Едва мы расстались с другом — это именно расставание — и покинули больницу «Вестэнд», вновь появилось все то, что его уже больше никак не касается: ближайшее кафе — нам ведь нужно подкрепиться, нам! — транспорт, будущее и их цели, распределение ближайших часов и дней на определенные временные циклы, проблемы, связанные со школьным образованием и уплатой налогов, погода, таящее в себе угрозу грядущее, которое неизбежно будет названо именем Штрауса, и ужас более отдаленных годов: Хомейни. Но также и такси, которое можно вызвать по телефону, сигареты, разменная монета, по-прежнему сильные впечатления от поездки по странам Азии. Как это было? Расскажи. Ведь над этим я сейчас работаю: головорожденные.

Среди моих заметок есть следующая запись: «Как и на индийском острове рыбаков Манори, на Бали Харм Петерс также собирает на пляже раковины, которые он, хотя Дёрте не проявляет к ним ни малейшего интереса, намерен хранить в своей квартире в Итцехое вместе с раковинами, найденными им на европейских пляжах: на подоконнике, в застекленном шкафу или старинных бонбоньерках».

Прогуливающийся по пляжу человек, который постоянно нагибается. Он уходит от нее и ее проблем.

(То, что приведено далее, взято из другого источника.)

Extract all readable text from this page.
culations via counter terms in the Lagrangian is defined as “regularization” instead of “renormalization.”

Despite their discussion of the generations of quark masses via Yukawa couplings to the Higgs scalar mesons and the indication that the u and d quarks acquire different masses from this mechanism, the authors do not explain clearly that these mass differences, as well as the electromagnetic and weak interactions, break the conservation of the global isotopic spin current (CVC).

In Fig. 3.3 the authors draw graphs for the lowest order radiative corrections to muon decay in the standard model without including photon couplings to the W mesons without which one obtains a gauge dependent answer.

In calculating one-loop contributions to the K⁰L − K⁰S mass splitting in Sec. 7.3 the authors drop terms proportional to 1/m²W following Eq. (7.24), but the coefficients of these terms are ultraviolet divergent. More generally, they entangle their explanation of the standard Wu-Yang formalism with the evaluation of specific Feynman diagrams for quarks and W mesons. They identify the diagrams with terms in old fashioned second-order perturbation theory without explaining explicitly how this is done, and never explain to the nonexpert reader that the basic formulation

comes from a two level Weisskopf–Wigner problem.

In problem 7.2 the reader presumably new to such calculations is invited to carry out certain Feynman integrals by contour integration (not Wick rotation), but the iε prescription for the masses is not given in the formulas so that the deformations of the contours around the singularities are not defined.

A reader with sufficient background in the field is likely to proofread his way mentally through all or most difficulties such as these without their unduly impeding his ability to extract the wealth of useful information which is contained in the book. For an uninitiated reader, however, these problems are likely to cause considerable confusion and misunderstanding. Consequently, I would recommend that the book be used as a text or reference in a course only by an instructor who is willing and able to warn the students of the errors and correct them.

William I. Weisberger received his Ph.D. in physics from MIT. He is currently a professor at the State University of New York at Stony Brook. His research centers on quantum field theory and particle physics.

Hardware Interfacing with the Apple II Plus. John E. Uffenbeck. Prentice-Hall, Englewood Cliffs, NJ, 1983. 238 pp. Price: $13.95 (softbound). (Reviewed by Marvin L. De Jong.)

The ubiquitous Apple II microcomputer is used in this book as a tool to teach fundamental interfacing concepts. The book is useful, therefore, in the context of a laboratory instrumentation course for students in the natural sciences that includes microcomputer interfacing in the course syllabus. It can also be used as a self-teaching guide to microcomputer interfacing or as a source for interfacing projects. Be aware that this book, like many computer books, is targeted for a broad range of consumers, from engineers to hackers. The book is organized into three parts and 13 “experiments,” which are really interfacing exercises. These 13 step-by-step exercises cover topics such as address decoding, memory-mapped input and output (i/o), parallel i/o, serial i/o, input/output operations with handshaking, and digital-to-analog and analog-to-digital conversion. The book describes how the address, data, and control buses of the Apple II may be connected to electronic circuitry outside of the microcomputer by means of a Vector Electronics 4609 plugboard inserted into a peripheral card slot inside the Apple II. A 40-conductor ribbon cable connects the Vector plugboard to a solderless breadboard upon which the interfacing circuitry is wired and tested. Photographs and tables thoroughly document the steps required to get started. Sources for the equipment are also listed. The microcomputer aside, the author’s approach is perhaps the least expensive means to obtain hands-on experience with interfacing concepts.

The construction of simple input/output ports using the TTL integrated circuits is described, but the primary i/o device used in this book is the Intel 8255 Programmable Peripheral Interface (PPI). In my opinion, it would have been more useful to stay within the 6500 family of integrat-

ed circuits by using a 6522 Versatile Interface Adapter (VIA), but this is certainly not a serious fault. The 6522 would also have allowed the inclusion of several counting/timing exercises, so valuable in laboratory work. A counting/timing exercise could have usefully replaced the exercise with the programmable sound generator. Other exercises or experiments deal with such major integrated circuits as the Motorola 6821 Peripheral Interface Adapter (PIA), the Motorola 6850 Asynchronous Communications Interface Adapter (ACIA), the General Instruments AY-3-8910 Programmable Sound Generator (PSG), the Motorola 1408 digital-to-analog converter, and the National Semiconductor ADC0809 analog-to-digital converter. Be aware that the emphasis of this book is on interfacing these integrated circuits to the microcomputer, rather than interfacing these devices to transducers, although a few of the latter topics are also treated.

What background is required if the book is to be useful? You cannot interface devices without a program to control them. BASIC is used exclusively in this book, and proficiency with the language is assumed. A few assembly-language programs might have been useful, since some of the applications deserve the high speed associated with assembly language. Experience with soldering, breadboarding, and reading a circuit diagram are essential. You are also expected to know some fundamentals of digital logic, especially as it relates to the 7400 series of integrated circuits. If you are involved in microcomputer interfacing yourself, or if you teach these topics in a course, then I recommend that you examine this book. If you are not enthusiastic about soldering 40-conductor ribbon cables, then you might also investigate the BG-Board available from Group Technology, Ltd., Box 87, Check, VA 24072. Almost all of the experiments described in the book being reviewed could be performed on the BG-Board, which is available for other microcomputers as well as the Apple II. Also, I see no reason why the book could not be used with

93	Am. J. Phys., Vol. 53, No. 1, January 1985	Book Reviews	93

Бесповоротно решив завести ребенка, — «Мое решение окончательное», — она бредет по тропе, ведущей к Богу. Вместе с балийскими женщинами она относит украшенные цветами чаши с рисом в жертвенные храмы под священными деревьями, где время от времени должна находиться белая женщина, желающая зачать. Этот свой совет д-р Вентин, который знает ее и Харма заботы, выразил словами, свидетельствующими о его приверженности индуизму: «Пусть даже это просто суеверие, нам все равно лучше не отвергать его, а с чистой душой выразить наши желания».

Поэтому она отказывается спать с Хармом в одной постели. «Пока еще нет, — говорит она, — пока я еще не совсем готова». Поэтому недовольный Харм бродит по пляжу. Чуть в стороне пожилые женщины за грошовую плату тащат из волн прибоя корзины с насквозь мокрыми осколками раковин. Владельцы мельниц перемалывают их, а владельцы печей затем сжигают помол, превращая его в известь. Харм смело ступает в накатывающие волны прибоя: «Запомни, глупышка! Так дело не пойдет. Даже если ты, наконец, изъявишь желание, я этого не захочу. Твоя затея с храмами — просто бред! Мне не нужен ребенок, рожденный каким-то иррациональным способом!»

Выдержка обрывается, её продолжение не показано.